Cet idiome expressif l’a accompagné tout au long de sa carrière, partout dans le monde. Outre des photographies réalisées avec Leica et Rolleiflex, l’exposition présente pour la première fois des clichés réalisés avec l’appareil photo tricolore Devin (présenté au BAC), après la découverte de plaques de verre originales par son fils, Marco Bischof, qui est le directeur des archives Bischof. Cet appareil volumineux, basé sur le système de séparation des couleurs, a été acheté pour Bischof par l’éditeur des magazines Du et Zürcher Illustriert et est aujourd’hui conservé au Musée suisse du matériel photographique à Vevey. L’exposition va des premières expériences formelles à ses prises de vue en studio et de mode, du reportage d’après-guerre en Europe aux images introspectives de l’Extrême-Orient, des campagnes photographiques aux États-Unis à son dernier voyage en Amérique du Sud.

Bischof était un expérimentateur attentif, ayant étudié avec Hans Finsler à la Kunstgewerbeschule de Zurich et pionnier de la « Neue Sachlichkeit » (Nouvelle Objectivité). Avec la Seconde Guerre mondiale, il a ressenti le besoin de quitter le studio pour photographier la réalité. Il a documenté l’Europe d’après-guerre pour le magazine Du. Outre des images en couleur de Berlin, Cologne, Dresde et d’autres villes en ruines, l’exposition comprend l’une des photographies les plus célèbres de Bischof, représentant un garçon de Roermond, en Hollande, dont le visage a été défiguré par des cicatrices causées par un piège allemand.Publié en couleur sur la couverture du magazine en 1946, l’image a provoqué un tollé.

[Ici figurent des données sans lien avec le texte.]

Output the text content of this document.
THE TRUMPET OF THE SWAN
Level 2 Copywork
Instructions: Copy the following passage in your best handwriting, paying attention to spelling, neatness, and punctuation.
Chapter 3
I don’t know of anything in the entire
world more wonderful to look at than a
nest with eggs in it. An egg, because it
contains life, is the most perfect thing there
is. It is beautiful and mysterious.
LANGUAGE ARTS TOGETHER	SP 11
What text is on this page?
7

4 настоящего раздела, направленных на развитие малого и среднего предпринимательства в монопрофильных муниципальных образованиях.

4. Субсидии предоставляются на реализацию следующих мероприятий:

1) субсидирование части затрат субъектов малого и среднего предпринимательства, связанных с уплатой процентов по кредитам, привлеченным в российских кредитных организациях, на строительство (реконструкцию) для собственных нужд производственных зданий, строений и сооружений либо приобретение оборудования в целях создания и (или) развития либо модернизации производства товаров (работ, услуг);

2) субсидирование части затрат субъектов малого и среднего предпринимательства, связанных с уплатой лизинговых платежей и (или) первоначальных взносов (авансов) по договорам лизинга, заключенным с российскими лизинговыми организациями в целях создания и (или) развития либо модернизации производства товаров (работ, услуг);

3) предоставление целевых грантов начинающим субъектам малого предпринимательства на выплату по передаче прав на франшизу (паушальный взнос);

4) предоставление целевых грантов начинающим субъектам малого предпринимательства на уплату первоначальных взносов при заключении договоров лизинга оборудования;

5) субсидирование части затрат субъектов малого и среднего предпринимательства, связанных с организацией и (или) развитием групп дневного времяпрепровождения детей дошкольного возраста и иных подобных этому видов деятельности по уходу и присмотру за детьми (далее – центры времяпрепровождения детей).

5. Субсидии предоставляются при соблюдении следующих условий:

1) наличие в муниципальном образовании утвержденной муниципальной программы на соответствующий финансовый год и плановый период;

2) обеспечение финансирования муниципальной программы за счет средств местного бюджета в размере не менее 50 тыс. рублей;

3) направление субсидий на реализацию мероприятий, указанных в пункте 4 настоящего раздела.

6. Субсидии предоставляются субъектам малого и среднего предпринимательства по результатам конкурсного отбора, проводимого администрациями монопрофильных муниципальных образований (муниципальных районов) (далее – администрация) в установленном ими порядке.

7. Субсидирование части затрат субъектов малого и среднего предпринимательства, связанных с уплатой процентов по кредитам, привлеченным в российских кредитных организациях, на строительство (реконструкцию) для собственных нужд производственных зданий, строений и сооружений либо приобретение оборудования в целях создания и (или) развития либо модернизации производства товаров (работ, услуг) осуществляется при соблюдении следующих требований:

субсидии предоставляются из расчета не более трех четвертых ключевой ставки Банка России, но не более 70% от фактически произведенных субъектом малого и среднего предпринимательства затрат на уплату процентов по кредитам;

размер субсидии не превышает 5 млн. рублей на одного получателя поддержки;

Le volumineux Devin Tri-Color, qui nécessitait un trépied et une lumière intense, imposait un certain caractère statique à l’image, comme dans les portraits d’Italiens ruraux, où la couleur, devenant un élément essentiel de la composition, évite la fixité. Travaillant avec un Rolleiflex 6×6 (fin des années 1940 et début des années 1950), Bischof a utilisé la couleur pour raconter l’histoire de l’Europe. L’utilisation expressive de la couleur l’a également aidé à saisir l’esprit de la culture orientale. Cela se reflète également dans la section introductive de l’exposition qui comprend le livre Japon, qui alterne images en noir et blanc et couleurs et a reçu le prix Nadar en 1955.

En 1953, lors d’un voyage en Amerique, Bischof a utilisé son Leica pratique pour capturer les lieux et les habitants de l’Amérique centrale dans des photographies vives avec de forts contrastes de couleurs. Le Leica l’a également accompagné lors de son voyage au Pérou, où il a été impressionné par la culture inca et par la lumière sur les ruines. Sa vie a été écourtée en 1954 par un accident dans les Andes lors de ce qu’il a appelé son « Grand Tour ».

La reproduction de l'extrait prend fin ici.